According to Islamic scholar and Law Commission member Tahir Mahmood, “If a married Hindu during the subsistence of his first marriage embraces Islam and marries again it is illegal and punishable under the Indian Penal Code even if conversion is absolutely genuine.”

“This is the current Indian law as settled by the Supreme Court in the 1995 Sarla Mudgal case — and it conforms to the true Islamic law on polygamy,” Mahmood told Hindustan Times. Under Section 494 of the IPC, bigamy invites a punishment of up to seven years in jail and fine.

In the Sarla Mudgal case, the court had ruled that a Hindu husband, married under the Hindu Marriage Act 1955, cannot marry a second time simply by embracing Islam. If he remarries without lawfully dissolving the first marriage, he would be guilty of bigamy.

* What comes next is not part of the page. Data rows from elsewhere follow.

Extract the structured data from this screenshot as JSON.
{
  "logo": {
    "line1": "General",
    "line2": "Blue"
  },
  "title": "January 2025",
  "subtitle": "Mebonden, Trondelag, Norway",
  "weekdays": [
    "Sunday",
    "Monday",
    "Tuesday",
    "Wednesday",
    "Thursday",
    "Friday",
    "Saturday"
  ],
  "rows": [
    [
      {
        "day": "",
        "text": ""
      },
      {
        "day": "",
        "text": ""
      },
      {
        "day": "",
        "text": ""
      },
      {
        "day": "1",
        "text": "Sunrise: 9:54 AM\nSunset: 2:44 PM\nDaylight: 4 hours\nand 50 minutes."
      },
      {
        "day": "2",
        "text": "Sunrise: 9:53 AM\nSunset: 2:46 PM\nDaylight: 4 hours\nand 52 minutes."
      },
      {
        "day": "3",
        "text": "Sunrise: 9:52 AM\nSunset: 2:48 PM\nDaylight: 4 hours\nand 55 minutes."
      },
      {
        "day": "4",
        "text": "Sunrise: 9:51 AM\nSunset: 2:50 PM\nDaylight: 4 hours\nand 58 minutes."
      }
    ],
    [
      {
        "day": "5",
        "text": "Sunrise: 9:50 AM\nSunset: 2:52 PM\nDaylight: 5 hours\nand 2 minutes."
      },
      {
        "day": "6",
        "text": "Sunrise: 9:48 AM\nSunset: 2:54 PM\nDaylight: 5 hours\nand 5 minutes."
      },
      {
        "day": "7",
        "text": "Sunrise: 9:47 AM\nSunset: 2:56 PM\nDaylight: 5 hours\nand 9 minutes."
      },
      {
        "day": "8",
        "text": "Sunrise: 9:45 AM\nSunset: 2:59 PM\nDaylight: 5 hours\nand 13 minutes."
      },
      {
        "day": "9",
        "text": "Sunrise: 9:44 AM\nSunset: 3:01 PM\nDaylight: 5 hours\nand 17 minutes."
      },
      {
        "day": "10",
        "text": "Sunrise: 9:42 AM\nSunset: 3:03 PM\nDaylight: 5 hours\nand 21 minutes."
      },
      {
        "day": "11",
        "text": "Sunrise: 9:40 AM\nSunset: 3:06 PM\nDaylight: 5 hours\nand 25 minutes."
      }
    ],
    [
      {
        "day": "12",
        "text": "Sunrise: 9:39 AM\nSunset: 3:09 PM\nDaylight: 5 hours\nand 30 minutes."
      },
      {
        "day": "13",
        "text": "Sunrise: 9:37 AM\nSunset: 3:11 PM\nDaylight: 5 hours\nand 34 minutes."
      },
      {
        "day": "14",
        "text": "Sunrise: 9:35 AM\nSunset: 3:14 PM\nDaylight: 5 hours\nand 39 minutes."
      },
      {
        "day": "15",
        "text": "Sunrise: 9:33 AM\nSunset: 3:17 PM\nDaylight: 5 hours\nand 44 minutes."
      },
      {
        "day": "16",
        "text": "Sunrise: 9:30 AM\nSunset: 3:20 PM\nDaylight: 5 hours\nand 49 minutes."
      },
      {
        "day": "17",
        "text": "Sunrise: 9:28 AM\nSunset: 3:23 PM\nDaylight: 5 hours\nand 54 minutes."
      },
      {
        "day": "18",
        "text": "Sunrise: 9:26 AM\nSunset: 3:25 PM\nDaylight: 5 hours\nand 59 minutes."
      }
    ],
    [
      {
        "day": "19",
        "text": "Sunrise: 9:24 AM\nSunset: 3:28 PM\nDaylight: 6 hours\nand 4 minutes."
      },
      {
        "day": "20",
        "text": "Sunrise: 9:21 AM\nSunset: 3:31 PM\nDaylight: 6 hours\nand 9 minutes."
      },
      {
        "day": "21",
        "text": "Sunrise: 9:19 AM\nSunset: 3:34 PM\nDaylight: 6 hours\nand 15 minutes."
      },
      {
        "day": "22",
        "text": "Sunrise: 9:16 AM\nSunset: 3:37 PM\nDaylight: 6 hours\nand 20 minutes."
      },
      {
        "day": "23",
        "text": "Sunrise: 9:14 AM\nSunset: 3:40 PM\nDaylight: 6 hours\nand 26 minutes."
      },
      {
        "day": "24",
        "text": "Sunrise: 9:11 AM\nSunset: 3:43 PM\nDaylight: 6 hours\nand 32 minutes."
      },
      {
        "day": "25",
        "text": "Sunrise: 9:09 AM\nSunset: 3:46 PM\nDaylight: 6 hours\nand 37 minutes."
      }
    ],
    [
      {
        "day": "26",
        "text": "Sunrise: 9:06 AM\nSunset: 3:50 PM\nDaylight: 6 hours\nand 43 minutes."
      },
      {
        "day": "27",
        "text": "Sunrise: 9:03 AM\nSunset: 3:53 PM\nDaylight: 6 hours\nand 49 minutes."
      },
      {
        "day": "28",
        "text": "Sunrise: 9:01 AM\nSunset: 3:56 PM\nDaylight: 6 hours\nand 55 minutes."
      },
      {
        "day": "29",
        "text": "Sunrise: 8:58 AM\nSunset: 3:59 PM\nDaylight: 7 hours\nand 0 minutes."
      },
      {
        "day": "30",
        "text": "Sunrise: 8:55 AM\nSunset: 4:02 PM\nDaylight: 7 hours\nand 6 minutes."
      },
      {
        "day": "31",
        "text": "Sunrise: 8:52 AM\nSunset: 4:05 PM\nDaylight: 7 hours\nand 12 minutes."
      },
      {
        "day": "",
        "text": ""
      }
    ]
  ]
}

Mahmood said: “Even born Muslims are not allowed such reckless prodigality by their religion and its law.” The idea that Islam gave a licence for indulging in bigamy to anyone converting was “sheer nonsense”, he said. Explaining the Islamic law, Mahmood said that traditional Islamic law allowed bigamy, in exceptional cases. That too only if the man treats his wives with absolute justice.

Chandra Mohan and Anuradha Bali, who became Chand Mohammad and Fiza respectively after converting to Islam, lost their jobs.